The U.S. Dollar as a Safe Haven
Ever since the Bretton Woods conference, the U.S. dollar has been the de facto reserve currency for the world. Backed by the full faith and credit of the U.S. federal government and strengthened by the impressive productivity of American workers, the U.S. dollar has historically been a safe haven for currency traders.
Adding to the dollar’s attractiveness is the relatively hawkish policy from the U.S. Federal Reserve. The European Central Bank (ECB) and Bank of Japan (BOJ) both started negative interest rate policies (NIRP) in 2016. Even though the Fed remains in extremely low territory and expectations of future rate hikes have diminished, its policy is still less inflationary than rival central banks.
Uncertainty With the Euro
There is also potential for a euro flight if the United Kingdom pulls out. Losing the United Kingdom threatens the political and economic stability of the entire EU, which already suffers from internal conflict and banking issues. The clear winner from ongoing drama in the continent would be the U.S. dollar.

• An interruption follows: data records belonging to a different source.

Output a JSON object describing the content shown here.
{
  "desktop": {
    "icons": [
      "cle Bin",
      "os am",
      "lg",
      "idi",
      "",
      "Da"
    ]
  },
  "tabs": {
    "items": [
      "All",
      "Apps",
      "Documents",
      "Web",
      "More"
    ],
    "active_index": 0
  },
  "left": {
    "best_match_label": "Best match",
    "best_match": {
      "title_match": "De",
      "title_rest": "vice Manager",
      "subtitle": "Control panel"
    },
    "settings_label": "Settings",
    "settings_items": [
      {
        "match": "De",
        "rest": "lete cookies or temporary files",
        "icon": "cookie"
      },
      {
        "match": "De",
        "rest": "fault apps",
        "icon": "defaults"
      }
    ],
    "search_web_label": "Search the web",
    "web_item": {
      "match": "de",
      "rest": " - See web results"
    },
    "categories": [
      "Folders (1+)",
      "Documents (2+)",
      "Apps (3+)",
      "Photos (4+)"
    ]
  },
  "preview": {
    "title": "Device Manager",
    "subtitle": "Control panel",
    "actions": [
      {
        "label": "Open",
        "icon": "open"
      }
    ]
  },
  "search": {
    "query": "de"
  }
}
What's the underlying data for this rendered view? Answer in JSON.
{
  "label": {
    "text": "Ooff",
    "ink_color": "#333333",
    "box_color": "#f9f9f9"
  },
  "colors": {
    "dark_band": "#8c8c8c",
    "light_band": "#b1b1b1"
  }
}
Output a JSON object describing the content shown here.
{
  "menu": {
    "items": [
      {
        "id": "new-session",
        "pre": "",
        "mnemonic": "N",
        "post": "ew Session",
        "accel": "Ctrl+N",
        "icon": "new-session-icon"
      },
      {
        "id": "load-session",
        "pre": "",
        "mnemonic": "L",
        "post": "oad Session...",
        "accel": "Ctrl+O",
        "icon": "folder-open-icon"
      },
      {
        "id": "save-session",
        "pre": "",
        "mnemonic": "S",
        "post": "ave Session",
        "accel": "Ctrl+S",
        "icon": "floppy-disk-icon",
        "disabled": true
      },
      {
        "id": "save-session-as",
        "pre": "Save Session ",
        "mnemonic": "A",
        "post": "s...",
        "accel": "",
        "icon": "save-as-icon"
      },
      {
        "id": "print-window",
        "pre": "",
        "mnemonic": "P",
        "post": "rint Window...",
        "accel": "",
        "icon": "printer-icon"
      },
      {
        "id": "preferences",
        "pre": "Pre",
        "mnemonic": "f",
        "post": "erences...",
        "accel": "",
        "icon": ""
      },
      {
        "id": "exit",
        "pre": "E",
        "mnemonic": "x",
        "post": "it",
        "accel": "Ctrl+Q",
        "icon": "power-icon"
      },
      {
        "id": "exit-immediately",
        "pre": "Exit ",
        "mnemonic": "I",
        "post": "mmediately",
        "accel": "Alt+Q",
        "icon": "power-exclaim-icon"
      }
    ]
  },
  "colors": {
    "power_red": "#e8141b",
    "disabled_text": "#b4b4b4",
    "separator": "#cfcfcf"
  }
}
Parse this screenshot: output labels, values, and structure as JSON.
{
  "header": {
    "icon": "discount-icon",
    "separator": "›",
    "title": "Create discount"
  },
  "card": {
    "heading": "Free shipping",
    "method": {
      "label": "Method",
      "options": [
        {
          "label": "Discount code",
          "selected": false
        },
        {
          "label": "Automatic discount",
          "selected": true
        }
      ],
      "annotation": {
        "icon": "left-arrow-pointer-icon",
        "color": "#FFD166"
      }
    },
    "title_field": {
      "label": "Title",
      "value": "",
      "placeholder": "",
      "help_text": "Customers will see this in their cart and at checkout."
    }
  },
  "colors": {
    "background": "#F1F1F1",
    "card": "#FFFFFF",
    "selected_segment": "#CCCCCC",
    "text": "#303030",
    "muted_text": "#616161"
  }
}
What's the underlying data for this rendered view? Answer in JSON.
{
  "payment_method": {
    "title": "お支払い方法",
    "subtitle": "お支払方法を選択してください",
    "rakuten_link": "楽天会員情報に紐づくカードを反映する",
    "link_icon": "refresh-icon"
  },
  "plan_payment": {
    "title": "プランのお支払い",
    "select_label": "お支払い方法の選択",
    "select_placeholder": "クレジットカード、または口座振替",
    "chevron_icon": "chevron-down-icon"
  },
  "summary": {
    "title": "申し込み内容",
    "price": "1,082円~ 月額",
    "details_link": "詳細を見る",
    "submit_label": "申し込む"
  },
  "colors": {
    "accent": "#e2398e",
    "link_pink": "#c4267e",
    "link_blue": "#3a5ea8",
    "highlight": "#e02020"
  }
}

Nevertheless, most experts still predict a Brexit to hurt the pound more than the dollar. Even if the euro weakens against the dollar, it might see gains against the pound. Volatility on both ends could decouple the euro from real economic data, creating overvaluation or undervaluation and setting up forex markets for a bumpy ride.
An Alternative Argument
Even if the United Kingdom leaves the EU, it is not certain that the pound will sink. Forex markets have been bracing for the Brexit over several months. Many brokers raised their margin requirements, and the GBP/USD pair already created profit opportunities during prior sessions. There are similar characteristics in the GBP/EUR pair.
There is also the possibility of the U.K. government announcing pro-growth, pro-trade and other currency-friendly measures in the event of a Leave vote. It is difficult to predict such events, and it might be unlikely if the government in London receives pushback from Scotland or Northern Ireland on divergent policy. Still, there may be opportunity for stabilizing rhetoric or activity from Parliament or the Cameron administration.